Prof. Charles-Henri Rapin – 1947 – 2008 – Un pionnier des soins palliatifs
Durant toute sa carrière, menée en Suisse et à l’étranger, il s’est battu sans relâche pour changer le regard de la médecine et de la société sur les personnes âgées et la fin de vie.
«Pour moi, ce prix est la reconnaissance d’un engagement de plus de vingt ans pour un modèle humaniste de la médecine, pour une médecine de la personne plutôt qu’une médecine d’organe, pour un hôpital sans douleur et pour la dignité des mourants», avait déclaré Charles-Henri Rapin en recevant le prix 2002 du Forum d’Engelberg. Une profession de foi qui a guidé toute sa vie de praticien chaleureux et charismatique qui a suscité de nombreuses vocations en Suisse et dans le monde francophone.

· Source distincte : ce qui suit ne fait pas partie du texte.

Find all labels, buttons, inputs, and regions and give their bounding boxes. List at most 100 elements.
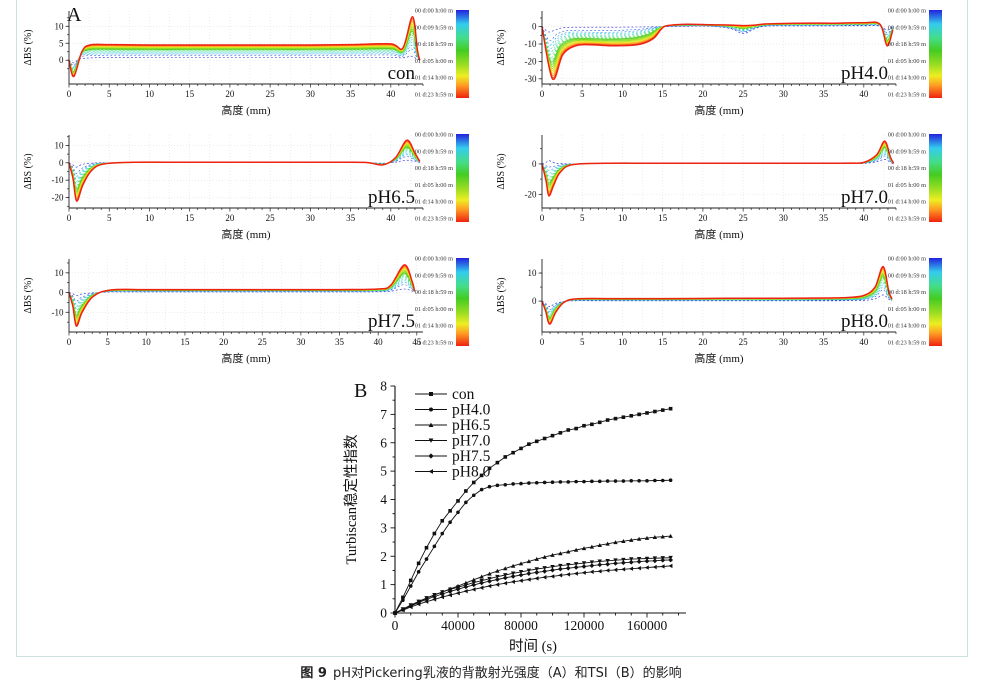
x-tick-label: 5 <box>580 89 585 99</box>
x-tick-label: 20 <box>698 213 708 223</box>
marker-triangle-down <box>495 574 500 579</box>
chart-ph75: 0 5 10 15 20 25 30 35 40 45 10 0 -10 高度 (mm) ΔBS (%) pH… <box>23 256 469 365</box>
marker-triangle-up <box>613 540 618 545</box>
marker-triangle-left <box>566 572 571 577</box>
marker-diamond <box>526 571 532 576</box>
ticks <box>390 385 679 618</box>
marker-triangle-up <box>636 536 642 541</box>
colorbar-time-label: 00 d:09 h:59 m <box>415 24 453 31</box>
series-markers-pH7.5 <box>392 557 674 616</box>
x-tick-label: 0 <box>67 213 72 223</box>
x-tick-label: 0 <box>540 213 545 223</box>
marker-diamond <box>550 567 555 573</box>
y-tick-label: 1 <box>380 577 387 592</box>
x-axis-label: 高度 (mm) <box>221 103 271 117</box>
marker-diamond <box>510 573 516 579</box>
y-tick-label: 0 <box>380 606 387 621</box>
colorbar-time-label: 01 d:14 h:00 m <box>888 323 926 330</box>
x-tick-label: 15 <box>185 213 195 223</box>
x-tick-label: 40 <box>386 213 396 223</box>
marker-square <box>416 561 421 566</box>
marker-triangle-down <box>581 561 587 566</box>
panel-title: pH7.5 <box>368 311 415 332</box>
x-tick-label: 0 <box>540 337 545 347</box>
marker-triangle-left <box>652 564 657 570</box>
colorbar-time-label: 00 d:18 h:59 m <box>415 289 453 296</box>
colorbar-time-label: 01 d:05 h:00 m <box>415 182 453 189</box>
legend-label: con <box>452 386 475 403</box>
colorbar-time-label: 00 d:00 h:00 m <box>415 256 453 263</box>
x-tick-label: 5 <box>580 213 585 223</box>
marker-circle <box>558 480 563 484</box>
marker-triangle-left <box>471 587 476 592</box>
colorbar-time-label: 01 d:23 h:59 m <box>888 92 926 99</box>
marker-triangle-left <box>518 578 523 583</box>
y-tick-label: -20 <box>52 193 64 203</box>
tsi-series <box>392 406 674 616</box>
section-a-label: A <box>67 4 82 26</box>
marker-diamond <box>668 557 674 563</box>
marker-circle <box>582 479 586 484</box>
marker-triangle-down <box>621 557 626 562</box>
marker-triangle-left <box>455 590 460 596</box>
marker-triangle-left <box>424 599 429 604</box>
marker-circle <box>519 481 523 486</box>
colorbar-time-label: 00 d:00 h:00 m <box>415 8 453 15</box>
colorbar-time-label: 00 d:18 h:59 m <box>415 41 453 48</box>
marker-triangle-left <box>447 592 452 598</box>
marker-triangle-left <box>573 571 578 576</box>
y-tick-label: 7 <box>380 407 387 422</box>
marker-diamond <box>439 591 445 597</box>
marker-circle <box>487 484 492 489</box>
y-axis-label: Turbiscan稳定性指数 <box>343 434 360 564</box>
series-markers-pH4.0 <box>393 478 673 615</box>
scan-curves <box>68 139 421 202</box>
y-tick-label: -30 <box>525 74 537 84</box>
marker-triangle-left <box>400 607 405 613</box>
colorbar-time-label: 01 d:05 h:00 m <box>888 306 926 313</box>
ticks <box>65 136 424 212</box>
marker-circle <box>495 483 500 488</box>
series-markers-pH8.0 <box>392 563 673 616</box>
marker-square <box>582 423 586 428</box>
panel-title: pH8.0 <box>841 311 888 332</box>
marker-triangle-left <box>636 565 641 571</box>
marker-circle <box>637 478 641 483</box>
marker-square <box>440 518 445 523</box>
x-tick-label: 120000 <box>564 618 605 633</box>
x-axis-label: 高度 (mm) <box>694 351 744 365</box>
y-tick-label: 5 <box>59 38 64 48</box>
marker-triangle-left <box>510 579 515 584</box>
x-tick-label: 20 <box>225 213 235 223</box>
colorbar-time-label: 01 d:05 h:00 m <box>888 182 926 189</box>
marker-circle <box>440 531 445 536</box>
marker-triangle-left <box>503 581 508 586</box>
x-tick-label: 35 <box>346 89 356 99</box>
x-tick-label: 35 <box>346 213 356 223</box>
marker-triangle-left <box>668 563 673 569</box>
marker-triangle-left <box>581 570 586 575</box>
ticks <box>538 148 897 212</box>
panel-ph65: 0 5 10 15 20 25 30 35 40 10 0 -10 -20 高度 (mm) ΔBS (%) p… <box>19 128 492 252</box>
marker-triangle-left <box>408 604 413 610</box>
figure-caption: 图 9 pH对Pickering乳液的背散射光强度（A）和TSI（B）的影响 <box>0 662 982 681</box>
marker-triangle-down <box>636 557 642 562</box>
y-axis-label: ΔBS (%) <box>23 29 34 65</box>
time-colorbar: 00 d:00 h:00 m 00 d:09 h:59 m 00 d:18 h:59… <box>888 132 942 223</box>
x-tick-label: 20 <box>219 337 229 347</box>
x-tick-label: 25 <box>258 337 268 347</box>
marker-square <box>597 420 602 425</box>
chart-tsi: 0 1 2 3 4 5 6 7 8 0 40000 80000 120000 160000 时间 (s) Tu… <box>343 379 686 655</box>
colorbar-time-label: 01 d:23 h:59 m <box>415 92 453 99</box>
colorbar-time-label: 01 d:23 h:59 m <box>415 216 453 223</box>
marker-circle <box>511 482 515 486</box>
panel-ph70: 0 5 10 15 20 25 30 35 40 0 -20 高度 (mm) ΔBS (%) pH7.0 0… <box>492 128 965 252</box>
panel-title: pH4.0 <box>841 63 888 84</box>
marker-square <box>429 392 433 396</box>
marker-triangle-left <box>613 567 618 573</box>
marker-circle <box>429 407 433 412</box>
y-tick-label: 2 <box>380 549 387 564</box>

Charles-Henri Rapin est pourtant devenu médecin presque par hasard. Né en 1947 à Genève, il passe toute son enfance à Carouge, son port d’attache où il était revenu vivre. Issu d’une famille d’origine fribourgeoise et très modeste, il confiera plus tard que son passage au collège Calvin, alors encore très élitaire, «c’était dur». A l’époque, il se destine à la théologie, mais une année ratée le décide à abandonner le collège. Il obtiendra finalement une maturité fédérale.
A l’université, il opte pour la médecine, mais sans enthousiasme particulier. Sa rencontre avec le professeur Jean-Pierre Junod, fondateur de la gériatrie à Genève, change tout ; il a trouvé sa voie.

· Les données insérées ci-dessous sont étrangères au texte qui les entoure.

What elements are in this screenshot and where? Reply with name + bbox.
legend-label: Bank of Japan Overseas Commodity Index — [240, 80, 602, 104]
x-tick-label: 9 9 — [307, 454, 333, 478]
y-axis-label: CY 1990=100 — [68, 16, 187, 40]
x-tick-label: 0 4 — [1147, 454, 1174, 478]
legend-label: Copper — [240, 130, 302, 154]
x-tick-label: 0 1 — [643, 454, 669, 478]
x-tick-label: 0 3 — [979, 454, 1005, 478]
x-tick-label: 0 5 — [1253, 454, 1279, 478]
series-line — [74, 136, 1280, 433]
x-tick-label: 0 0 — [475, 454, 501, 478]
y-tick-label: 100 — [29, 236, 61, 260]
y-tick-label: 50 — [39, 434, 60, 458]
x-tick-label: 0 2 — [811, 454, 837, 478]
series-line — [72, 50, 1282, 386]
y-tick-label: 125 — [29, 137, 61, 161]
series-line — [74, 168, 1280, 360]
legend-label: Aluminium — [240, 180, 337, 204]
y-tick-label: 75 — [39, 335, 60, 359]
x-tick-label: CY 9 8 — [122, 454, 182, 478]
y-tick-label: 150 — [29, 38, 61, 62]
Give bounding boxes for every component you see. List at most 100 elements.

Désormais, Charles-Henri Rapin s’engage sur tous les fronts : il bataille pour faire accepter le recours à la morphine pour soulager les douleurs des cancéreux et des mourants, introduit l’éthique clinique dans les soins, encourage la formation d’équipes multidisciplinaires, alerte sur la maltraitance. Attentif à la qualité de vie des personnes âgées, il encouragera les programmes de prévention par de nombreux ouvrages et conférences et soutient le maintien à domicile.
Expert de l’Organisation mondiale de la Santé (OMS), Charles-Henri Rapin a enseigné aux universités de Genève, Montréal et Québec et dispensé de nombreux cours dans celles de Lausanne, Lyon, Grenoble et Saint Etienne. A Genève, il sera médecin-chef du centre de soins continus (Cesco) de 1982 à 1993 et nommé professeur en soins palliatifs en 1994. En 2001, il avait été appelé à la tête du pôle « Vieillissement » du réseau académique franco-suisse CLUSE et, plus récemment à la direction académique de l’Institut Universitaire Kurt Bösch à Sion où il avait fondé l’unité «Ethique et fin de vie».

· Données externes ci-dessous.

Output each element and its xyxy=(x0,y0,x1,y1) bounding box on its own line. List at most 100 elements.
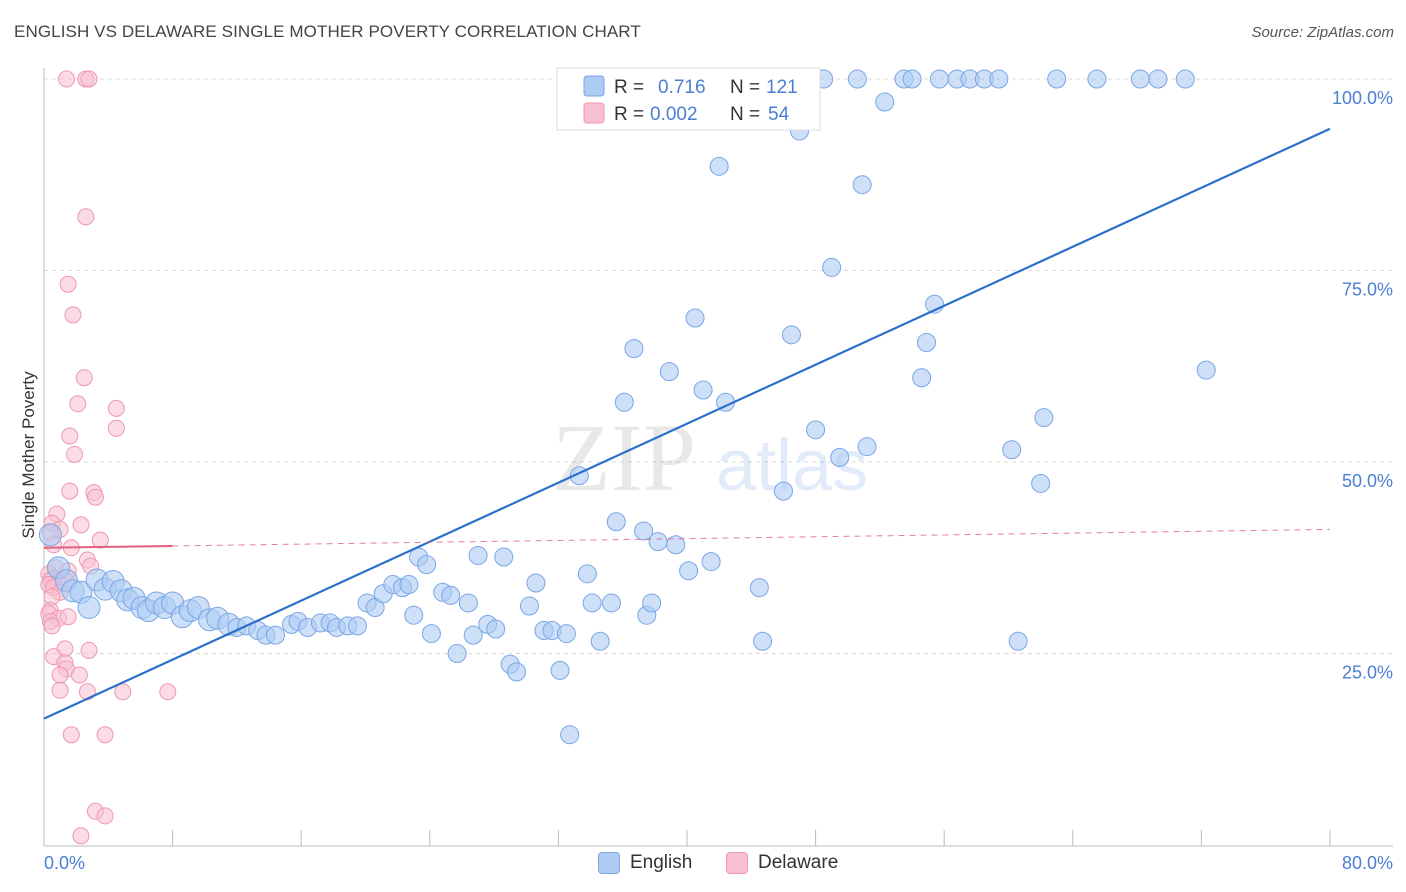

C’est d’ailleurs à la fin d’une soirée passée avec des étudiants de master de cet institut qu’il a succombé à une malaise cardiaque, le 10 juillet.
Charles-Henri Rapin est également à l’origine de nombreuses associations professionnelles, parmi lesquelles la Société suisse de Médecine et de Soins Palliatifs ou «Ensemble contre la douleur». Il avait aussi fondé « PROSCA », l’Association de soutien aux personnes touchées par le cancer de la prostate, une maladie dont il avait lui-même souffert.